К слову, под «жизнелюбием» Надежда подразумевала чрезмерное желание обсуждения кого-то, чего-то и всего вообще, что движется и попадает в кругозор подруги.

– Моя работа довольно нестабильная, и требует больших усилий и постоянного продвижения. Я могла бы после учебы устроиться преподавательницей в какой-нибудь художественной школе, но разве много там заработаешь? Я еле-еле наскребла денег на аренду этой студии, но теперь я не беспокоюсь об этом, потому что дела мои идут куда лучше, чем в начале.

– Нестабильная? Ты, мне кажется, утроила здесь свою школу и стабильно обучаешь детей с понедельника по пятницу. Ну, если взять в учет то, что… Погоди, не пудри мне голову! Я спросила про букет. Кто тебе его подарил? Не верю, что родители расщедрились!

Девушки перешли к уборке.

– Есть один мой знакомый, которому мои картины понравились.

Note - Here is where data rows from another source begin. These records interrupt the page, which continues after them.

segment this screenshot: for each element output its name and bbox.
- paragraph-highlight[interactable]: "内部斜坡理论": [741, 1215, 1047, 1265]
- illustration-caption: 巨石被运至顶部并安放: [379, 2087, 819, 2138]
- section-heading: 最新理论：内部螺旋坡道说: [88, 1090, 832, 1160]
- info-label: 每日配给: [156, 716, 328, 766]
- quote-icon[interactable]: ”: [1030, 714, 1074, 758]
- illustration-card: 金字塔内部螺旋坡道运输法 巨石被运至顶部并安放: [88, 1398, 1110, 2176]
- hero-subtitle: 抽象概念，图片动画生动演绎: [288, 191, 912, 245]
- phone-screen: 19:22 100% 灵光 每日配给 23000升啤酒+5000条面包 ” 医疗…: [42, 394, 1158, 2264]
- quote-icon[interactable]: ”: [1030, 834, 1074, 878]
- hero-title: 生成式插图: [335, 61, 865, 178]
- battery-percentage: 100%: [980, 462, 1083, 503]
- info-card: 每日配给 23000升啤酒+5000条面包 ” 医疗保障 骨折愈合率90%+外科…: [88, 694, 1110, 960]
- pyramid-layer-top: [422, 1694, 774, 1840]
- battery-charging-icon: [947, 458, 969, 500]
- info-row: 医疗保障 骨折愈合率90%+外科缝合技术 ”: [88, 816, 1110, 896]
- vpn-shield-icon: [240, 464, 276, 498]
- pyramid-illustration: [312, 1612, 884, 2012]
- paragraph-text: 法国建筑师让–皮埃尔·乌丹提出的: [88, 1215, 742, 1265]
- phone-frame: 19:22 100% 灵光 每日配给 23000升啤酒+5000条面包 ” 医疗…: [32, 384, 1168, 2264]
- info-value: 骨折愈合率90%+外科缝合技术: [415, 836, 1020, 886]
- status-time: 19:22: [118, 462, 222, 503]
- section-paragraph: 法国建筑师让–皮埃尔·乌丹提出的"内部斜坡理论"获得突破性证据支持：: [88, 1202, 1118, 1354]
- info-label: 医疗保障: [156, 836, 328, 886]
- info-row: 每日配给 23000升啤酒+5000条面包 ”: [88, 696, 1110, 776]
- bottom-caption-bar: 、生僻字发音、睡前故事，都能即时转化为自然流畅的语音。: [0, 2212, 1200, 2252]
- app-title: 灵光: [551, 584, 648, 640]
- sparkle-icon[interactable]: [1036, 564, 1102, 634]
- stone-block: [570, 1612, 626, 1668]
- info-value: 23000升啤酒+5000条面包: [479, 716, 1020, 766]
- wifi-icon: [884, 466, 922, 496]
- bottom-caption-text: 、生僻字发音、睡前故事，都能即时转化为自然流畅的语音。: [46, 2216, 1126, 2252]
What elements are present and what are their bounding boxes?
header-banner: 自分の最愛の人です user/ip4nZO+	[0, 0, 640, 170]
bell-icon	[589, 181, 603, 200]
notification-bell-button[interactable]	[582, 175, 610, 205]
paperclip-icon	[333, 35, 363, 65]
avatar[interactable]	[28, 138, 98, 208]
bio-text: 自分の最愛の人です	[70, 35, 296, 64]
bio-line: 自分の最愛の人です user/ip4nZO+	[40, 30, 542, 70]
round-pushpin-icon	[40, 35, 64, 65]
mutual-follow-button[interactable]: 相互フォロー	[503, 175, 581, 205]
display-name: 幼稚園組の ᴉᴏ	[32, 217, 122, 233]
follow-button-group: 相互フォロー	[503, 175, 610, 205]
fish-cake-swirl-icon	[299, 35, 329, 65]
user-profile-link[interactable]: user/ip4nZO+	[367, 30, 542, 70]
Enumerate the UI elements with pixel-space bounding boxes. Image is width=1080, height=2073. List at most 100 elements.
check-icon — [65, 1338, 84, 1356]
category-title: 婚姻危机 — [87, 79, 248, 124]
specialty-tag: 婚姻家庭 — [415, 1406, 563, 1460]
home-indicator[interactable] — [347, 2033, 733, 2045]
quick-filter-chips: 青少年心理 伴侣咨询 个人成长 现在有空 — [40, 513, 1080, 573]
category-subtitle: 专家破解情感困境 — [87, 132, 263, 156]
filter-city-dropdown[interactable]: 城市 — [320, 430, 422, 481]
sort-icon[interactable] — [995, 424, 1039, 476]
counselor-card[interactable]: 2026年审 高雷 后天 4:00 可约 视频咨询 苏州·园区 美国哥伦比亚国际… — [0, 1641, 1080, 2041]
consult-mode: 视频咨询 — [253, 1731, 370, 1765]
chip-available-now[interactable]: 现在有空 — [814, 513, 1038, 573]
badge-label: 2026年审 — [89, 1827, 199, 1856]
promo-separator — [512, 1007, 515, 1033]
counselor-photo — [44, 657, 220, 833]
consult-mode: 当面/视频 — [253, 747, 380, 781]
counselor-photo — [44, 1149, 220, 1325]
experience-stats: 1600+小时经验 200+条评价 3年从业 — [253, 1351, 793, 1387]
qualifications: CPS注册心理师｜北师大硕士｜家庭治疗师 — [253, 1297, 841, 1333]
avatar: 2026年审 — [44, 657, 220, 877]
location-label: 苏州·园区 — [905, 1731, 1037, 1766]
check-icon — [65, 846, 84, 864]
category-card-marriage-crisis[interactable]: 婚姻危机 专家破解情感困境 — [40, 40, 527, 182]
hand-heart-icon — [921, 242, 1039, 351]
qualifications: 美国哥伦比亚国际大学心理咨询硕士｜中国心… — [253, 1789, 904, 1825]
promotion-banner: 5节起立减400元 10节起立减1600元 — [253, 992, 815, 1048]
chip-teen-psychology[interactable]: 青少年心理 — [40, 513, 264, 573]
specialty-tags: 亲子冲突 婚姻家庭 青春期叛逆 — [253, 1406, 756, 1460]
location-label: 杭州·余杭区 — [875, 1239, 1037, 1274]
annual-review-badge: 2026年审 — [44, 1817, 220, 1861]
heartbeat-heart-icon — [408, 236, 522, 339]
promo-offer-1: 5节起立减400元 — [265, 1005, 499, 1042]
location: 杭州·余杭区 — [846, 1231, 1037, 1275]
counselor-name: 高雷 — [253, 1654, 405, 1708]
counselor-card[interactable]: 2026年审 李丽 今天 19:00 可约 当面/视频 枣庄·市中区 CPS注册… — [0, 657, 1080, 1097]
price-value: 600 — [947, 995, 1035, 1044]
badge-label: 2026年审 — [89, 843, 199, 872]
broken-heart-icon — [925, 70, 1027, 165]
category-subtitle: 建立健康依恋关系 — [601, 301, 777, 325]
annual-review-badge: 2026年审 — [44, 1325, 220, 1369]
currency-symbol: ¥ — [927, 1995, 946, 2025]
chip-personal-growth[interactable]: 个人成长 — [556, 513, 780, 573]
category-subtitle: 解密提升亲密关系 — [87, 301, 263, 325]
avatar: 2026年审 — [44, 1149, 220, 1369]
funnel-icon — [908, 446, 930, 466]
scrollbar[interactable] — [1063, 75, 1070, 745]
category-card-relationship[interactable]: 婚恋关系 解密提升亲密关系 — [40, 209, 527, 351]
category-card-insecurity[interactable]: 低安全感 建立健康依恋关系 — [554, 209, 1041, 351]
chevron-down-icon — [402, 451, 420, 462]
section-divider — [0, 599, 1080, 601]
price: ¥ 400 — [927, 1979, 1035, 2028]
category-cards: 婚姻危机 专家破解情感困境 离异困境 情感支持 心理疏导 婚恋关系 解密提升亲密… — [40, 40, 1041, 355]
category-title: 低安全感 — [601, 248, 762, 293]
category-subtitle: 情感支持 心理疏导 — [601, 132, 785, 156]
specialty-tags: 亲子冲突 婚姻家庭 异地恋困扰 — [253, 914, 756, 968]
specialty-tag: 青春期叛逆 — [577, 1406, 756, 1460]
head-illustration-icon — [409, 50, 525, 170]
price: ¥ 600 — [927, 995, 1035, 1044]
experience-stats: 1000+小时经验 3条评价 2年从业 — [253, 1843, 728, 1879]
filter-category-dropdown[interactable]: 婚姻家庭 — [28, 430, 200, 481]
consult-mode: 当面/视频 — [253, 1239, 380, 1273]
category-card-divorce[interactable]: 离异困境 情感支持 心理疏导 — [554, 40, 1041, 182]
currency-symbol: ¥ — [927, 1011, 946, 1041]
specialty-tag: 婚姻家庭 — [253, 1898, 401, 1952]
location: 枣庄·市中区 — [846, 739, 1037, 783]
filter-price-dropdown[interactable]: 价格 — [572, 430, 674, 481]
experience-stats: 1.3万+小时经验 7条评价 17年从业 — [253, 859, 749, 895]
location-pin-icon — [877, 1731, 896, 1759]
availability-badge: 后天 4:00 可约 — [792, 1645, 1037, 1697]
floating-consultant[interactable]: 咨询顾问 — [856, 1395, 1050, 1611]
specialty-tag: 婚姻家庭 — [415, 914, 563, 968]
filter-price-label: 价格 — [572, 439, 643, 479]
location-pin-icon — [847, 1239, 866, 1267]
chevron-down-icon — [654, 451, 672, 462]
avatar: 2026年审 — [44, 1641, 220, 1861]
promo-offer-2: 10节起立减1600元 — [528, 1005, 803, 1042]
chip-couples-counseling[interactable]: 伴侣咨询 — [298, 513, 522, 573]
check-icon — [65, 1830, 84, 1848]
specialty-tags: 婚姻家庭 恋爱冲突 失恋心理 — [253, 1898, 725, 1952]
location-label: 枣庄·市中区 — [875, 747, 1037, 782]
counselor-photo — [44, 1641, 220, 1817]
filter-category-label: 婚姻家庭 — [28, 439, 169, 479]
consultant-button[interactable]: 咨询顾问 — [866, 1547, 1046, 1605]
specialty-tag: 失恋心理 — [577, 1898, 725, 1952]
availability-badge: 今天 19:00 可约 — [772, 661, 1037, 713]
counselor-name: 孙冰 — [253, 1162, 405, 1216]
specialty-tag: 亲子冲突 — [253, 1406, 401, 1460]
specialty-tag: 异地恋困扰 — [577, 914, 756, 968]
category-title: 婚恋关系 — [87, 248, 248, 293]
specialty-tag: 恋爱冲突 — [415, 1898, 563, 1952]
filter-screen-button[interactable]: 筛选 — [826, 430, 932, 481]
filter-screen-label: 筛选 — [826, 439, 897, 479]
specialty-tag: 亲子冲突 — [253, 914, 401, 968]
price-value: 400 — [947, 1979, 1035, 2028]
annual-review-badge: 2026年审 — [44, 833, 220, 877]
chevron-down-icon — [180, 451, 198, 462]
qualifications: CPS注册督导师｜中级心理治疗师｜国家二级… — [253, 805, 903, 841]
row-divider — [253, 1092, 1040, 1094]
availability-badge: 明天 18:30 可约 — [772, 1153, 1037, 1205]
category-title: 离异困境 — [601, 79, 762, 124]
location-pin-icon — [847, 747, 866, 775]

– Да ну? Какой-такой мужчина в наши дни за картины букеты роз присылает?

– Ну вот такой попался. Я же не могу решать за людей, что им делать.

– Мне кажется, что ты мне чего-то недоговариваешь, – Люба, улыбаясь, подошла к подруге.

Во взгляде ее уже было ясно, что та ни за что не отвяжется, пока не узнает всю историю в самых мелких подробностях.

Когда уборка была завершена, они перешли в личный кабинет Надежды, и там, за чашкой чая со сгущенкой (единственная сладость, найденная в нижнем шкафчике стола), они принялись обсуждать Николая во всех ракурсах. Когда Надя рассказала про их первую встречу, Люба не поверила, что такой элегантный мужчина способен «случайно» забрести в дешевую кофейню. Тем не менее, все сказанное – чистая правда. Надежда старалась не преукрашивать, но Люба сама накидывала любовных несуществующих фантазий, и обе дошли до того, что решили – Николай влюблен в Надежду!

– Да, хорошо, что твой Коля оказался щедрым. А то ты ведь в жизни никогда себе сама не позволишь съездить на каток. Ты даже не покупаешь себе новые колготки!

– Как не покупаю? А эти что? С помойки что ли?

Надежда вытянула ногу, обе посмотрели на худенькую лодыжку и засмеялись.

– Я про то, что ты жадная и никогда себе лишнего не позволишь. Вот даже хлеба не купила к сгущенке, а ведь знаешь, как я люблю хлеб в сгущенку макать и потом чаем запить.

– Люба, я экономлю сейчас.

– А Николай же не знает. Думает, у тебя денег нет, думает, ты такая вся бедная, а ты вон себе какую студию снимаешь. Я ведь знаю, у тебя всегда был тайник, в который ты откладывала деньги.